We can practice the return to this stillness. We can notice when we leave, naming it – ah, there is that restless energy again – and then return, like the Israelites returned, again and again, returning to our place of stillness, returning to our center.
Finding the Center: Left, Right, Then Center
What we are returning to each time is indeed our center, that point deep in the middle of our body, our nekudah penimit, that is always at rest and connected to the divine. Sometimes it is hard to find that center, and maybe that is part of what the Israelites were doing with their running. They ran first in one direction, and then in the other direction. And then they returned to center. That’s how we find center sometimes, we feel our way to the middle by checking out both sides, like in yoga, going all the way to the left and all the way to the right and then back to center, to stillness in the middle (an insight of Wendy Solon in another context).

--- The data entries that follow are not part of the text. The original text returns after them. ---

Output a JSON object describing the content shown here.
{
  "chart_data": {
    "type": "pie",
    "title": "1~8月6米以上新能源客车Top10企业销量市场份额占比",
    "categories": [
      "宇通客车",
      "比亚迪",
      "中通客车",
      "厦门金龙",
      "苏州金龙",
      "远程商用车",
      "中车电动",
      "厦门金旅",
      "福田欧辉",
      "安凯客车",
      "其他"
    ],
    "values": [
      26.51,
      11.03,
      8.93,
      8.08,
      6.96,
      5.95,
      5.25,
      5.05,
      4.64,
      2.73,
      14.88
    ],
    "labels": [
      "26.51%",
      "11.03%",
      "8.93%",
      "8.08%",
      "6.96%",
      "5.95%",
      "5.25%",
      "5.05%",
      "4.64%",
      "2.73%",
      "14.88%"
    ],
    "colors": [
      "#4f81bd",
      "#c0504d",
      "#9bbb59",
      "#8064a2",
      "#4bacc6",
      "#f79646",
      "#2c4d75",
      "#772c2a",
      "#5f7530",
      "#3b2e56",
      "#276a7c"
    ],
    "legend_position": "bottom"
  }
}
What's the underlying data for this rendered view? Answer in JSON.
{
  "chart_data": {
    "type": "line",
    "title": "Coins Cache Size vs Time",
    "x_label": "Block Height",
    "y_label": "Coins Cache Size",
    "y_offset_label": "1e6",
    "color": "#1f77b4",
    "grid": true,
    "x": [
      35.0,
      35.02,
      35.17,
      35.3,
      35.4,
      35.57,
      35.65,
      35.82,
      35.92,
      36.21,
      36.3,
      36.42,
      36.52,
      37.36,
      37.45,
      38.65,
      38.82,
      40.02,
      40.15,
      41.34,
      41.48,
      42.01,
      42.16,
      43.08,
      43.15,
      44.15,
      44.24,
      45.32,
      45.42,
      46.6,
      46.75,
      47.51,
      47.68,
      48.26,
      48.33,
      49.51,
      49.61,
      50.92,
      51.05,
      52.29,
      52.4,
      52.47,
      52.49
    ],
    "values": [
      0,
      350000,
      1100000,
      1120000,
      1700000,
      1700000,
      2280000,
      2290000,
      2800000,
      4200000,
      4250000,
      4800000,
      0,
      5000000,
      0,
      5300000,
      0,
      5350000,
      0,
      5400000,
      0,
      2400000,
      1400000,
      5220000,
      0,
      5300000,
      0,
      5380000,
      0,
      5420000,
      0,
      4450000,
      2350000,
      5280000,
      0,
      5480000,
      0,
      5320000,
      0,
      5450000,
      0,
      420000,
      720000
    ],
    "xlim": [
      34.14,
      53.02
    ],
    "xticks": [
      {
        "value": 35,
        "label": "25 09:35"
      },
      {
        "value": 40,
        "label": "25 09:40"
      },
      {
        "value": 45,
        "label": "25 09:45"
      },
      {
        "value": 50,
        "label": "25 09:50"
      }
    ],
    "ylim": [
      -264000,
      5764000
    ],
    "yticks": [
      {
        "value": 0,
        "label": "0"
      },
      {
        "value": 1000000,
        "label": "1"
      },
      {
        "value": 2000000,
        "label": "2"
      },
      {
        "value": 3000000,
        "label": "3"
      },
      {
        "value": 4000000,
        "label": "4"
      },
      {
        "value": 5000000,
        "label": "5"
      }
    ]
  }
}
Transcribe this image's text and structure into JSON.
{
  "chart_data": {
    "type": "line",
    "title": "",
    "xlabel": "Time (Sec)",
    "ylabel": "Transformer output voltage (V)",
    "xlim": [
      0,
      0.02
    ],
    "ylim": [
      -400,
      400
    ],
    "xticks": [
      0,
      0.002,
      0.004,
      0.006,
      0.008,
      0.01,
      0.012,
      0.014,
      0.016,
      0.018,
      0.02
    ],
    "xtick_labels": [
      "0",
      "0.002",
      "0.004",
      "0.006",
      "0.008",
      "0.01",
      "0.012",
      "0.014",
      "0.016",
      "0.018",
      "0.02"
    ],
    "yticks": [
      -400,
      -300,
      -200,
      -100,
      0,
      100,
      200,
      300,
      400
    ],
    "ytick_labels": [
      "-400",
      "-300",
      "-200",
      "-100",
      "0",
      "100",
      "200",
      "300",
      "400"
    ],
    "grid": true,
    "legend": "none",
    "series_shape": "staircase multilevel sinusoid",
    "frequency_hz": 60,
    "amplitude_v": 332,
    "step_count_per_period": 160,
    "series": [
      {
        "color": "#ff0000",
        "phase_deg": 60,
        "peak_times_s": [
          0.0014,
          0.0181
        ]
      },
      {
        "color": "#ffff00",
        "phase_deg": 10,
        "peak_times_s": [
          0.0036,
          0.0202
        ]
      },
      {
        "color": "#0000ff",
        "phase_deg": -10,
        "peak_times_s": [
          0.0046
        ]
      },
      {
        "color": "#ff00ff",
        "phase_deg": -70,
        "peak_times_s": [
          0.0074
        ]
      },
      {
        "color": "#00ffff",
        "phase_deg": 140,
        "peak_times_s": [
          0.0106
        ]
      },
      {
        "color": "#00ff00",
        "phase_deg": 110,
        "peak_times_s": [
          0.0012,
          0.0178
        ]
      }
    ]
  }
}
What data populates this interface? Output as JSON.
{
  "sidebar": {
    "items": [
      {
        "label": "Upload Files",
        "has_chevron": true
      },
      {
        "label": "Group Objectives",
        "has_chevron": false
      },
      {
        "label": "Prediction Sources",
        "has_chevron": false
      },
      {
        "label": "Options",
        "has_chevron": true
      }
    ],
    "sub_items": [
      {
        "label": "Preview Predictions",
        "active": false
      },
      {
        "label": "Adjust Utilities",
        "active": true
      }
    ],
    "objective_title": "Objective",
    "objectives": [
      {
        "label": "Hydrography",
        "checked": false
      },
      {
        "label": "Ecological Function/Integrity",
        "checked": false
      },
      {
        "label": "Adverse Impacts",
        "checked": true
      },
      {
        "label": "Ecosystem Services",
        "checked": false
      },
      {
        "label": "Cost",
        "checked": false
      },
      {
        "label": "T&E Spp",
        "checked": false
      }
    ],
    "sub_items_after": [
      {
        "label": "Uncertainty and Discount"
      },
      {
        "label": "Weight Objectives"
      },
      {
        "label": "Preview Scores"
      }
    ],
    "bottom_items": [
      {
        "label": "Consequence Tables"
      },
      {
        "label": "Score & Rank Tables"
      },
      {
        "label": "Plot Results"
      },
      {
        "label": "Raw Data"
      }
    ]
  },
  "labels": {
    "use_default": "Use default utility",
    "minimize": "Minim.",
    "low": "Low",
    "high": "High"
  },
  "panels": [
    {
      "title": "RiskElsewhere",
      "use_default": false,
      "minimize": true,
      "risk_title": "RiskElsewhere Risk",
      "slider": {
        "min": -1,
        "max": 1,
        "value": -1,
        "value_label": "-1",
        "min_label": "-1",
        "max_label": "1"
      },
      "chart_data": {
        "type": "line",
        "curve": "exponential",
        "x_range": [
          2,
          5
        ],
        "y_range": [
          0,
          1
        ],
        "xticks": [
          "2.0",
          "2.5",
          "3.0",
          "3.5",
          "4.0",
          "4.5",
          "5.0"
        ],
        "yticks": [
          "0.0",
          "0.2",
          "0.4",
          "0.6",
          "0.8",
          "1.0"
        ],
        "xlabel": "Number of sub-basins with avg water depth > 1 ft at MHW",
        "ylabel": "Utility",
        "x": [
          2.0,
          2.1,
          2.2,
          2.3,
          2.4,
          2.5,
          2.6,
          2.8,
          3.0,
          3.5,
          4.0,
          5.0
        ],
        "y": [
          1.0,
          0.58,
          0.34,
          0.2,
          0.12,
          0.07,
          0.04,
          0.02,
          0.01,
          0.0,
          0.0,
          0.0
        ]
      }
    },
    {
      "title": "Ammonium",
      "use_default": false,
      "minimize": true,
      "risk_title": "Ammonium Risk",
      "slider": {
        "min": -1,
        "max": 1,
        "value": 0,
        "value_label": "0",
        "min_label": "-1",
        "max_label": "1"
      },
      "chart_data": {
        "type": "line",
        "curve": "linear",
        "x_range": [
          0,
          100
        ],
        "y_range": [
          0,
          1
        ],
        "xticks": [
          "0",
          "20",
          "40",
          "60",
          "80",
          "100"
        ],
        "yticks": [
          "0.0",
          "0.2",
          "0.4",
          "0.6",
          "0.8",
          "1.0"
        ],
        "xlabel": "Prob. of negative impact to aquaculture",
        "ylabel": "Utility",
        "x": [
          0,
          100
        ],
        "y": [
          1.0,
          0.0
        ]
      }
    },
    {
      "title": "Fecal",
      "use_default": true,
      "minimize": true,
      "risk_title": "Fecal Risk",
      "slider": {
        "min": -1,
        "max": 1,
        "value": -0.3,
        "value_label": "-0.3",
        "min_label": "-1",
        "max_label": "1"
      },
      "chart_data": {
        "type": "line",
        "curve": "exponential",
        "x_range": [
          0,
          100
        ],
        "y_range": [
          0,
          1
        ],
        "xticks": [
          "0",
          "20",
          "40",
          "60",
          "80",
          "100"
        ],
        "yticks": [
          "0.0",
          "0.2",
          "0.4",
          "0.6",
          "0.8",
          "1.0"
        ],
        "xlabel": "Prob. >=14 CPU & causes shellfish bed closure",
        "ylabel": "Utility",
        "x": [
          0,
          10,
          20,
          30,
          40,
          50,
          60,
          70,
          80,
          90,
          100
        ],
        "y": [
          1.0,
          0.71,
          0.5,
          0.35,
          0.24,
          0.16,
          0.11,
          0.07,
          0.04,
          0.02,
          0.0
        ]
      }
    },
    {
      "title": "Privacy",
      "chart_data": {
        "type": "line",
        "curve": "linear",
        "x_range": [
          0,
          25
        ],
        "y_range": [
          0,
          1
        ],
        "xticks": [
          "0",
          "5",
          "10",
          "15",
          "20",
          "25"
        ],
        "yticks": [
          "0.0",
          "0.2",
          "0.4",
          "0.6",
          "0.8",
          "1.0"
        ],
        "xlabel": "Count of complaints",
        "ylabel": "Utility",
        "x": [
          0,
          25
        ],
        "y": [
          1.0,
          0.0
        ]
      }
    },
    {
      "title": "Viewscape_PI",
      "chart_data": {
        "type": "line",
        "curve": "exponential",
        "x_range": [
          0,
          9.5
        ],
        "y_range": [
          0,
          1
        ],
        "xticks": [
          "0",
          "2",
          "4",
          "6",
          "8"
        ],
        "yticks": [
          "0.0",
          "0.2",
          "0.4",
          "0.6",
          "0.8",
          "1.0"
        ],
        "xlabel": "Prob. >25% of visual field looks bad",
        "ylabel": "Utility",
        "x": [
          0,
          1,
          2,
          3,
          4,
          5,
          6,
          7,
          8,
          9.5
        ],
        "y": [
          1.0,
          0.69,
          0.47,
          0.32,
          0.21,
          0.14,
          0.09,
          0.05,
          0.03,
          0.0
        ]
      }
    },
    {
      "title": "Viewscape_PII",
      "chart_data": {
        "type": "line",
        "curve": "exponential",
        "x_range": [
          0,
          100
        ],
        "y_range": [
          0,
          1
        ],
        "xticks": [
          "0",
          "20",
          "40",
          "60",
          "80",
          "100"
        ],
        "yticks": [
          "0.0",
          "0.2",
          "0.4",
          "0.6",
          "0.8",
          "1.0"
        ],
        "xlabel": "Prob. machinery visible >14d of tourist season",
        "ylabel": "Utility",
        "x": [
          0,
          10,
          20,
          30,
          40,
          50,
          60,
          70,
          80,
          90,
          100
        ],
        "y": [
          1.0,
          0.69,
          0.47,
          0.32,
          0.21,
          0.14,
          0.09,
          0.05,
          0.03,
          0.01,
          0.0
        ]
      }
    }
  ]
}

It’s like the end of the Amidah or kaddish (a point brought to my attention by Saralyn Elkin). We bow once to each side and then return to our center, arriving home. Or like the lulav. We shake the lulav in all directions during Hallel, and then, when we get to the name of God, we come back to center. That’s what this is about, finding that still center place where God can meet us. All that running about won’t do it. We need to keep coming back to stillness, coming back to home. That’s where God meets us.
We Don’t Do It Alone
This is hard, this return, and it’s important to realize that we don’t do this work alone, on our own. We are helped, we are drawn back to it by some greater force, like a magnet. Rabbi Yehoshua ben Levi describes it this way: each time the people’s souls flew up out of their bodies, God rained down a reviving dew that had the messianic capacity to awaken the dead. God was loving them back into their bodies, into their full vitality and aliveness. And each time they ran backwards 12 mil, God sent ministering angels to walk them back, to whisper in their ears encouraging words – you can do this. God believes in you. All you have to do is return to yourself, return to center, stand still. You are whole just as you are. Don’t doubt yourself. Return.
And so we return, again and again. We abandon ourselves, we run away, we get distracted, we feel incapable, and then we get buoyed again by these whispering voices, by this gentle caressing dew. We don’t do this alone. We are continually supported and encouraged in subtle ways through our lives. Maybe sometimes we don’t notice it or trust it or are too busy to take it in, but it’s always there. As they do each Friday night for shabbat, the ministering angels are ever ready to walk us home. And maybe, too, we are all ministering angels for one another.
Har Sinai was both a communal and an individual experience. In our stillness, we can do both at once, as you might feel sometimes in the silent amidah in shul, each person on their own and yet all together. The description of Har Sinai is full of that double language, sometimes using the singular and sometimes the plural, often in the very same verse, as if to express this dual reality, that this is both an individual personal experience and a joint communal one at the very same moment. It’s like the paradox of the words Zakhor and Shamor both being said at the very same moment, bedibur ehad. There is a miraculous element here – a multiplicity that is both separable into different parts and at the same time whole and unified. When we come into stillness, when we return home to our center, we return to a connection to ourselves, to God and to each other all at once, and we remember that we belong here just as we are.